The 1970s and early '80s brought activity on many levels. It was not enough to give money, she believed, one had to get involved. She helped establish the Victorian Tapestry Workshop, the McClelland Gallery and Sculpture Park, the Australian Garden History Society. The chair of Melbourne University's new school of landscape architecture was named for her. She encouraged her family to set up and fund the Murdoch Institute for Research into Birth Defects, cementing her deep concern for children suffering from conditions that blighted young lives, and for their families.
She watched proudly as her son Rupert built up his media empire around the world. His buying out of the family company, Cruden Investments, allowed her to expand her philanthropic work and his sisters to build on their own tradition of giving.
Always Dame Elisabeth was conscious of her good fortune, and anxious to share it. In consequence she received innumerable letters of request, but although she donated unconditionally, she never did so without careful investigation. She lined up incognito to look through Fairlea (women's prison) before supporting a program to rehabilitate its inmates through drama. A stack of annual reports towered by her bedside, to be checked each night before embarking on whatever she really wanted to read – usually a biography or an autobiography.

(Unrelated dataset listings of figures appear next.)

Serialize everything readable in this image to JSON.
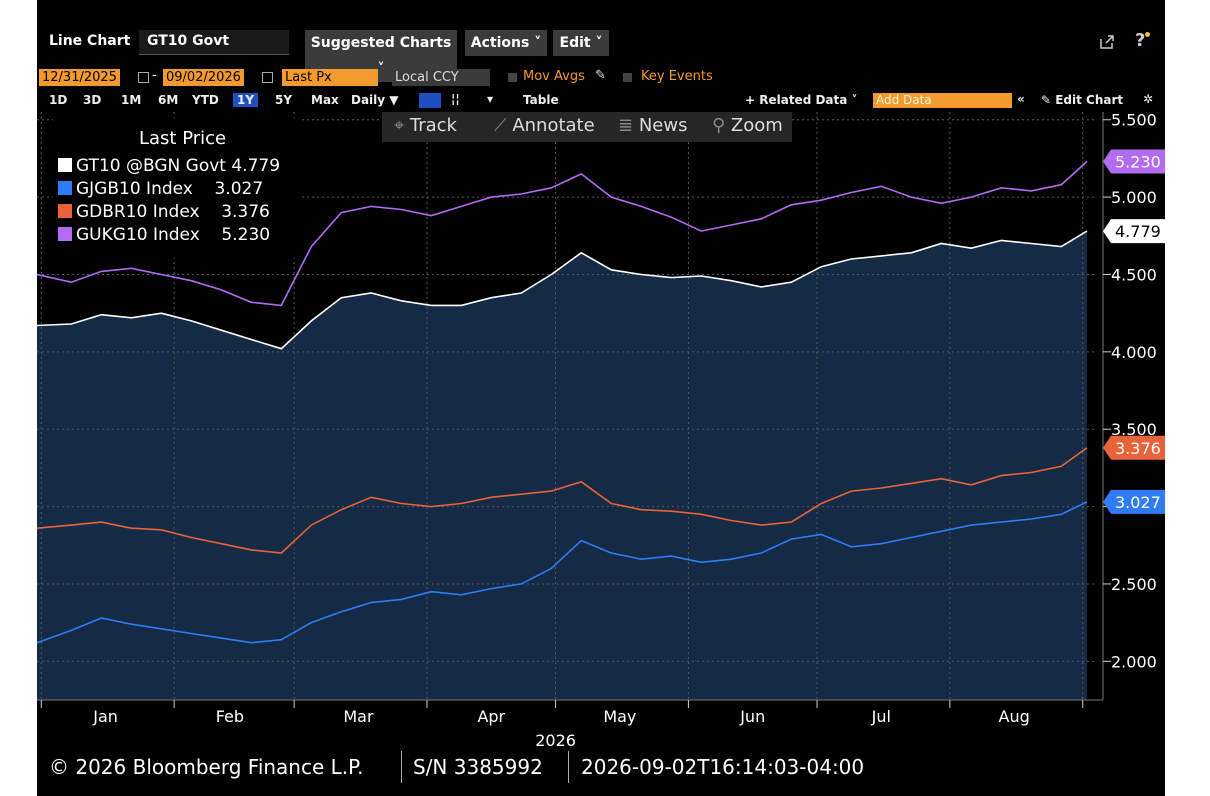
{
  "header": {
    "chart_type_label": "Line Chart",
    "security": "GT10 Govt",
    "menus": [
      "Suggested Charts ˅",
      "Actions ˅",
      "Edit ˅"
    ],
    "icons": [
      "export-icon",
      "help-icon"
    ]
  },
  "controls": {
    "start_date": "12/31/2025",
    "end_date": "09/02/2026",
    "field": "Last Px",
    "currency": "Local CCY",
    "mov_avgs": "Mov Avgs",
    "key_events": "Key Events",
    "periods": [
      "1D",
      "3D",
      "1M",
      "6M",
      "YTD",
      "1Y",
      "5Y",
      "Max"
    ],
    "active_period": "1Y",
    "frequency": "Daily ▼",
    "table": "Table",
    "related_data": "+ Related Data ˅",
    "add_data_placeholder": "Add Data",
    "edit_chart": "Edit Chart"
  },
  "chart_toolbar": {
    "track": "Track",
    "annotate": "Annotate",
    "news": "News",
    "zoom": "Zoom"
  },
  "legend": {
    "title": "Last Price",
    "rows": [
      {
        "label": "GT10 @BGN Govt",
        "value": "4.779",
        "color": "#ffffff"
      },
      {
        "label": "GJGB10 Index",
        "value": "3.027",
        "color": "#2f7cf6"
      },
      {
        "label": "GDBR10 Index",
        "value": "3.376",
        "color": "#e8623a"
      },
      {
        "label": "GUKG10 Index",
        "value": "5.230",
        "color": "#b36bf2"
      }
    ]
  },
  "footer": {
    "copyright": "© 2026 Bloomberg Finance L.P.",
    "serial": "S/N 3385992",
    "timestamp": "2026-09-02T16:14:03-04:00"
  },
  "chart_data": {
    "type": "line",
    "x_year_label": "2026",
    "x_tick_labels": [
      "Jan",
      "Feb",
      "Mar",
      "Apr",
      "May",
      "Jun",
      "Jul",
      "Aug"
    ],
    "y_tick_labels": [
      "5.500",
      "5.000",
      "4.500",
      "4.000",
      "3.500",
      "3.000",
      "2.500",
      "2.000"
    ],
    "ylim": [
      1.75,
      5.55
    ],
    "xlim": [
      "2025-12-31",
      "2026-09-02"
    ],
    "grid": true,
    "colors": {
      "GT10": "#ffffff",
      "GJGB10": "#2f7cf6",
      "GDBR10": "#e8623a",
      "GUKG10": "#b36bf2",
      "area": "#152a45"
    },
    "x": [
      "2025-12-31",
      "2026-01-08",
      "2026-01-15",
      "2026-01-22",
      "2026-01-29",
      "2026-02-05",
      "2026-02-12",
      "2026-02-19",
      "2026-02-26",
      "2026-03-05",
      "2026-03-12",
      "2026-03-19",
      "2026-03-26",
      "2026-04-02",
      "2026-04-09",
      "2026-04-16",
      "2026-04-23",
      "2026-04-30",
      "2026-05-07",
      "2026-05-14",
      "2026-05-21",
      "2026-05-28",
      "2026-06-04",
      "2026-06-11",
      "2026-06-18",
      "2026-06-25",
      "2026-07-02",
      "2026-07-09",
      "2026-07-16",
      "2026-07-23",
      "2026-07-30",
      "2026-08-06",
      "2026-08-13",
      "2026-08-20",
      "2026-08-27",
      "2026-09-02"
    ],
    "series": [
      {
        "name": "GT10 @BGN Govt",
        "values": [
          4.17,
          4.18,
          4.24,
          4.22,
          4.25,
          4.2,
          4.14,
          4.08,
          4.02,
          4.2,
          4.35,
          4.38,
          4.33,
          4.3,
          4.3,
          4.35,
          4.38,
          4.5,
          4.64,
          4.53,
          4.5,
          4.48,
          4.49,
          4.46,
          4.42,
          4.45,
          4.55,
          4.6,
          4.62,
          4.64,
          4.7,
          4.67,
          4.72,
          4.7,
          4.68,
          4.78
        ]
      },
      {
        "name": "GJGB10 Index",
        "values": [
          2.12,
          2.2,
          2.28,
          2.24,
          2.21,
          2.18,
          2.15,
          2.12,
          2.14,
          2.25,
          2.32,
          2.38,
          2.4,
          2.45,
          2.43,
          2.47,
          2.5,
          2.6,
          2.78,
          2.7,
          2.66,
          2.68,
          2.64,
          2.66,
          2.7,
          2.79,
          2.82,
          2.74,
          2.76,
          2.8,
          2.84,
          2.88,
          2.9,
          2.92,
          2.95,
          3.03
        ]
      },
      {
        "name": "GDBR10 Index",
        "values": [
          2.86,
          2.88,
          2.9,
          2.86,
          2.85,
          2.8,
          2.76,
          2.72,
          2.7,
          2.88,
          2.98,
          3.06,
          3.02,
          3.0,
          3.02,
          3.06,
          3.08,
          3.1,
          3.16,
          3.02,
          2.98,
          2.97,
          2.95,
          2.91,
          2.88,
          2.9,
          3.02,
          3.1,
          3.12,
          3.15,
          3.18,
          3.14,
          3.2,
          3.22,
          3.26,
          3.38
        ]
      },
      {
        "name": "GUKG10 Index",
        "values": [
          4.5,
          4.45,
          4.52,
          4.54,
          4.5,
          4.46,
          4.4,
          4.32,
          4.3,
          4.68,
          4.9,
          4.94,
          4.92,
          4.88,
          4.94,
          5.0,
          5.02,
          5.06,
          5.15,
          5.0,
          4.94,
          4.87,
          4.78,
          4.82,
          4.86,
          4.95,
          4.98,
          5.03,
          5.07,
          5.0,
          4.96,
          5.0,
          5.06,
          5.04,
          5.08,
          5.23
        ]
      }
    ]
  }
}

Achievement followed achievement. She was the first female trustee of the National Gallery of Victoria (1968-76). She received awards for Woman of the Year (1977), Victorian of the Year (2005), Australian of the Year (2008, an honour shared with the racehorse trainer Bart Cummings). She was given the inaugural Great Australian Philanthropy Award (2003) and, in the same year, the keys of the City of Melbourne. She was appointed a Companion of the Order of Australia (1989). A star was named for her (1999), and a rose (2002). Melbourne and Monash universities bestowed honorary doctorates of laws (1982, 2008).
Accepting the 1982 doctorate, she observed: "If you expect the best of your fellow man, more often than not you will get it." Dame Elisabeth, unfailingly generous, positive and optimistic, lived her life by this dictum.

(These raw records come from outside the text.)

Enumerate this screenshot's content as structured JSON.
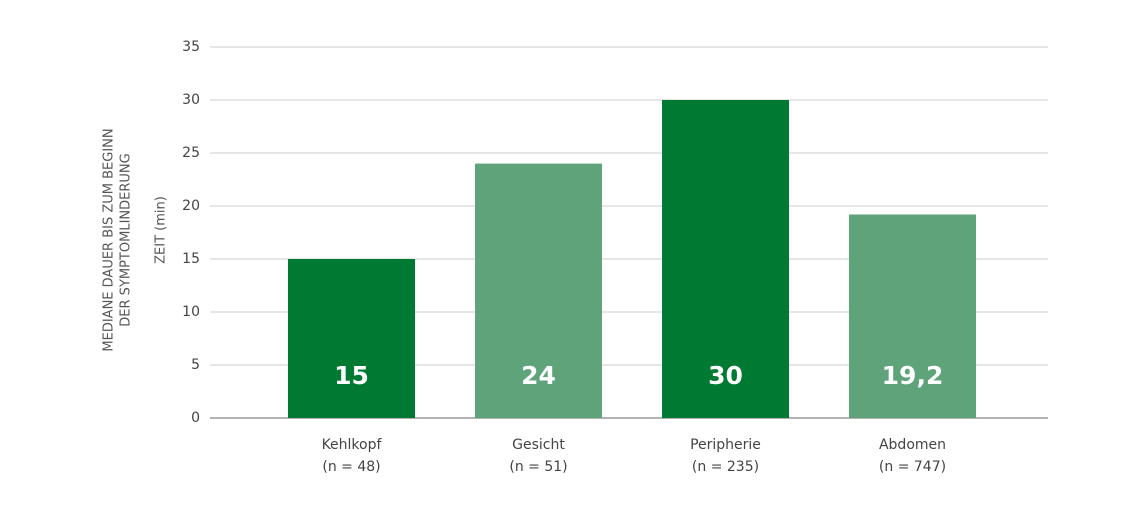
{
  "chart_data": {
    "type": "bar",
    "y_label": [
      "MEDIANE DAUER BIS ZUM BEGINN",
      "DER SYMPTOMLINDERUNG"
    ],
    "y_sublabel": "ZEIT (min)",
    "categories": [
      [
        "Kehlkopf",
        "(n = 48)"
      ],
      [
        "Gesicht",
        "(n = 51)"
      ],
      [
        "Peripherie",
        "(n = 235)"
      ],
      [
        "Abdomen",
        "(n = 747)"
      ]
    ],
    "values": [
      15,
      24,
      30,
      19.2
    ],
    "value_labels": [
      "15",
      "24",
      "30",
      "19,2"
    ],
    "colors": [
      "#007a33",
      "#5fa37a",
      "#007a33",
      "#5fa37a"
    ],
    "ylim": [
      0,
      35
    ],
    "yticks": [
      0,
      5,
      10,
      15,
      20,
      25,
      30,
      35
    ],
    "grid": true
  }
}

Simple and practical, she thought twice before spending money on herself, would not centrally heat her house, and grew plants from cuttings. But she never stinted on maintenance for the trees that were her garden's backbone – many of which she had planted herself – and established a system of water storages linked to a spring on the farm to safeguard the garden into the future.

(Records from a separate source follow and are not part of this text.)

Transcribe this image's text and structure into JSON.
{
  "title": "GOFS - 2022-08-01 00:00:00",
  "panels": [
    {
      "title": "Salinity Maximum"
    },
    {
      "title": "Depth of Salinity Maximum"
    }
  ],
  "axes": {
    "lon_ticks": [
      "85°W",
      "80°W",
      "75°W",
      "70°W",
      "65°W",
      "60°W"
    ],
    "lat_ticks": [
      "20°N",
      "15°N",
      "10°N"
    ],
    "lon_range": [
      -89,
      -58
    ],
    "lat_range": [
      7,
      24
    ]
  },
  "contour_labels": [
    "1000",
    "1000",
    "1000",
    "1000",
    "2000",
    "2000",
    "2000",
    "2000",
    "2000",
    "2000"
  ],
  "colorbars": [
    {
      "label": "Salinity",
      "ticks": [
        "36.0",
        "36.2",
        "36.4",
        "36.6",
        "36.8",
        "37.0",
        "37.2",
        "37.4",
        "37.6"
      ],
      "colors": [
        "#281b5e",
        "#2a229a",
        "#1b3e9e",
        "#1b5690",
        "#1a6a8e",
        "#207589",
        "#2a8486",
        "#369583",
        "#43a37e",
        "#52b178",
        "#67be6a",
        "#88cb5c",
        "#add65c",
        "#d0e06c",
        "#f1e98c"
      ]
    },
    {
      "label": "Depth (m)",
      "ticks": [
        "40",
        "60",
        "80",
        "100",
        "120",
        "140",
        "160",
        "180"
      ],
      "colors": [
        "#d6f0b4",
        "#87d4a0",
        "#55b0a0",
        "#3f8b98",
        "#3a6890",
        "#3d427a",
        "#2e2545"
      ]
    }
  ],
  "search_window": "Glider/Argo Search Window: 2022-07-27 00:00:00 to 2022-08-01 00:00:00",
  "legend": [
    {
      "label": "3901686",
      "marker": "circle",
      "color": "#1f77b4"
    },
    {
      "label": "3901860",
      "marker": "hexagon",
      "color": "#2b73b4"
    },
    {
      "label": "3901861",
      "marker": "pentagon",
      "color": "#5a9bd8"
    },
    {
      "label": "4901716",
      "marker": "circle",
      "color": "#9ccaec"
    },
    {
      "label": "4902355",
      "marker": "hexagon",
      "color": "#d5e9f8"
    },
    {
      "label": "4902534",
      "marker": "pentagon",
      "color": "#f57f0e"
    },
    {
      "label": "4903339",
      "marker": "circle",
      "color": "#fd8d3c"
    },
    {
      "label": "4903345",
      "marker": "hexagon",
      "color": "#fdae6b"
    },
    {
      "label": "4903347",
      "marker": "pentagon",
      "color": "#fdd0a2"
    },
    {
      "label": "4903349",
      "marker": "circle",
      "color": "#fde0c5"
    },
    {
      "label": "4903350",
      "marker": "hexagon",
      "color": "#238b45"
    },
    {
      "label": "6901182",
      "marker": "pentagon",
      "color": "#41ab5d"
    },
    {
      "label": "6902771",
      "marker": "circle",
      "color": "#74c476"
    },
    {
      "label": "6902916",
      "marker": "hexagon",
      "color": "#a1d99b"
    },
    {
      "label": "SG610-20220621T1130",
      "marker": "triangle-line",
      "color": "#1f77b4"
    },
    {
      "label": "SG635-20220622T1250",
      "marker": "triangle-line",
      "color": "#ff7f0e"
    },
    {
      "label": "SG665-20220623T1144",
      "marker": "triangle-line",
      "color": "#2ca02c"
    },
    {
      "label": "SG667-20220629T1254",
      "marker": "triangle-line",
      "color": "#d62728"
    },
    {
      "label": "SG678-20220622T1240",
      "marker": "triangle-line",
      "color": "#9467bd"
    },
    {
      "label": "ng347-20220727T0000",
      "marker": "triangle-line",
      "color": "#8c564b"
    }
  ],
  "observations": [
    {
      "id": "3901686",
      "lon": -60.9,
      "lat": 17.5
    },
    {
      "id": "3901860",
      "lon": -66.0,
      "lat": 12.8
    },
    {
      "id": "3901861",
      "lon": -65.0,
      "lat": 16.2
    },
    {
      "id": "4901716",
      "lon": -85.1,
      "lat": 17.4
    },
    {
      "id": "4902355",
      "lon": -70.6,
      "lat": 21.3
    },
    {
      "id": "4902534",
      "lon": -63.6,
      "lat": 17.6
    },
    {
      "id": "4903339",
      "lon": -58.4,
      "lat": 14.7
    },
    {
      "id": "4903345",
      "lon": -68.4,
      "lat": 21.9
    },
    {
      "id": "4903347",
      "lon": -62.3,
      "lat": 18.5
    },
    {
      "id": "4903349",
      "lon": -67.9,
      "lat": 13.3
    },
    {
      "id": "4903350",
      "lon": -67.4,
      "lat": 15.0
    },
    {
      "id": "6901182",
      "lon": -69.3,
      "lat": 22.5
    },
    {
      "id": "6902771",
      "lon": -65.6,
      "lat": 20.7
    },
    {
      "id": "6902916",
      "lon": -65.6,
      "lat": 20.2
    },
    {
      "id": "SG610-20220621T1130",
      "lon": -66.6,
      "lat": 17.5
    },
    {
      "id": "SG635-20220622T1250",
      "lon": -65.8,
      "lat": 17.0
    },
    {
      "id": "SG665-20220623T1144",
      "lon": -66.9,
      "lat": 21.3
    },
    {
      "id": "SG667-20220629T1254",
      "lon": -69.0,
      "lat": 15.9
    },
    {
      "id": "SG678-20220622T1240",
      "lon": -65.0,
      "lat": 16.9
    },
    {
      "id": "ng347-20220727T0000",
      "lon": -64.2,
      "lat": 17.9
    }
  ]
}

She first allowed community groups to use Cruden Farm for celebrations and fund-raisers in the 1960s; by the turn of the century, special openings were occurring almost weekly (except in winter), often with many thousands in attendance. Dame Elisabeth always gave the garden free of charge, and has provided for its continued availability.
She gave her all and relished doing so, whether playing her beloved bridge, dining at the fine oak table she and Keith had purchased in 1930, hand-writing letters by a log fire in the schoolroom, circumnavigating the garden in her electric buggy with long-serving gardener and great friend Michael Morrison. She led by example, listening attentively then engaged in animated conversation, shrewd blue eyes sparkling and head tilted quizzically to one side. She made each person feel special.
She believed in the refreshment of spirit that comes with doing one's best, in the "enormous pleasure" of giving, and in the civilising influence of beauty. To her, Cruden Farm was the embodiment of beauty. She was never happier than when she was sharing it – and, by extension, herself.
Dame Elisabeth is survived by her son Rupert, daughters Anne Kantor and Janet Calvert-Jones, and by more than 70 direct descendants. Her eldest daughter, Helen Handbury, predeceased her.
Anne Latreille is a Melbourne writer.